When I was a kid, I vividly remember waking up and watching cartoons on the weekends. I usually gravitated towards shows like Tom and Jerry, Felix the Cat and Adventures of the Road Runner. I chose these types of cartoon because they were stripped down to the most basic level, focusing in on the action and animated images of its characters. These types of shows and films are making a comeback. The reason is simple: people want to be entertained, and everyone is a kid at heart. Shaun the Sheep: The Movie brings that simplicity back with a story on lessons of cause and effect.
This film is based on the TV show of the same name and might be the best animated film of the year, even better than Inside Out"¦yeah I said it. The story follows a very curious and adventurous sheep named Shaun (Justin Fletcher) who lives on a farm with the rest of his heard, his Farmer ( John Sparkes) and trusted dog. Shaun is the creative minded sheep of the herd and becomes bored of the mundane farm duties, when eventually he seeks a "day off" from the farm and devices a plan to keep the Farmer and dog distracted from completing their tasks for the day. Shaun gets way more than he could ever imagine when the Farmer and his trailer go off the rails and stumble into the The Big City.
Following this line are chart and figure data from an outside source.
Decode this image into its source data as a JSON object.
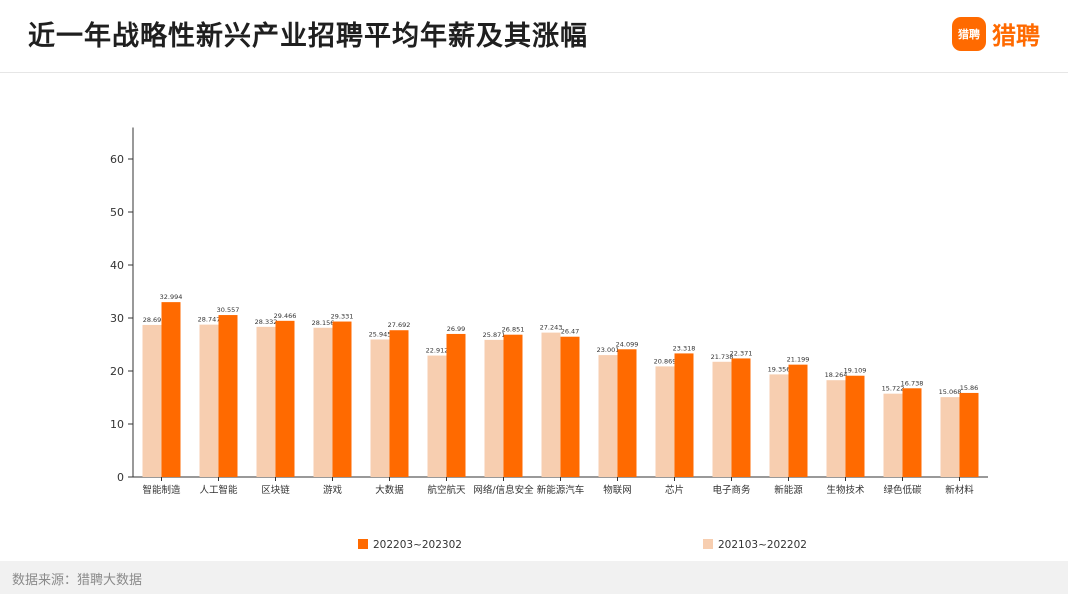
{
  "header": {
    "title": "近一年战略性新兴产业招聘平均年薪及其涨幅",
    "logo_text": "猎聘",
    "logo_badge": "猎聘",
    "logo_icon": "chat-bubble-icon"
  },
  "footer": {
    "source": "数据来源：猎聘大数据"
  },
  "colors": {
    "current": "#ff6a00",
    "previous": "#f7ceb0",
    "axis": "#333333"
  },
  "chart_data": {
    "type": "bar",
    "categories": [
      "智能制造",
      "人工智能",
      "区块链",
      "游戏",
      "大数据",
      "航空航天",
      "网络/信息安全",
      "新能源汽车",
      "物联网",
      "芯片",
      "电子商务",
      "新能源",
      "生物技术",
      "绿色低碳",
      "新材料"
    ],
    "series": [
      {
        "name": "202103~202202",
        "color": "#f7ceb0",
        "values": [
          28.69,
          28.747,
          28.332,
          28.156,
          25.945,
          22.912,
          25.871,
          27.243,
          23.001,
          20.869,
          21.738,
          19.356,
          18.264,
          15.722,
          15.068
        ],
        "labels": [
          "28.69",
          "28.747",
          "28.332",
          "28.156",
          "25.945",
          "22.912",
          "25.871",
          "27.243",
          "23.001",
          "20.869",
          "21.738",
          "19.356",
          "18.264",
          "15.722",
          "15.068"
        ]
      },
      {
        "name": "202203~202302",
        "color": "#ff6a00",
        "values": [
          32.994,
          30.557,
          29.466,
          29.331,
          27.692,
          26.99,
          26.851,
          26.47,
          24.099,
          23.318,
          22.371,
          21.199,
          19.109,
          16.738,
          15.86
        ],
        "labels": [
          "32.994",
          "30.557",
          "29.466",
          "29.331",
          "27.692",
          "26.99",
          "26.851",
          "26.47",
          "24.099",
          "23.318",
          "22.371",
          "21.199",
          "19.109",
          "16.738",
          "15.86"
        ]
      }
    ],
    "yticks": [
      "0",
      "10",
      "20",
      "30",
      "40",
      "50",
      "60"
    ],
    "ylim": [
      0,
      65
    ],
    "grid": false,
    "legend": "bottom",
    "legend_order": [
      "202203~202302",
      "202103~202202"
    ]
  }
}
Shaun the Sheep is a triumph of a film and is a strong comeback from the animation team at Aardman studios, the creators behind hits such as Wallace and Gromit and Chicken Run. The major difference for Shaun the Sheep is that it has no real dialogue. It is comprised of mostly random mumbles and general noises like crying, laughing and kissing. Think about it this way: If you were allowed to enter the mind of Mr. Bean and see what he was dreaming or thinking about, this film would be pretty spot on. One thing to not overlook is the Claymation. That alone is something to behold at. More films go for CGI and 3D in recent years. I prefer the 2D and Claymation route; it's an ode to my childhood.
More people go to the movies to unwind and get their mind off other things going on in their lives. In the digital-age, people's attention spans are becoming smaller than ever, so much so that the dialogue isn't as important as the actions on the screen. Films like Minions, The Boxtrolls, and now Shaun the Sheep have invested into making entertaining films with the animation and plot as priority. Dialogue for animation is sometimes counterproductive because you can get the same emotional response from a fart or a mumbled noise that you could with a full page of dialogue that ends up losing your audience's attention. Shaun the Sheep is a must see this summer, so take the whole herd with you!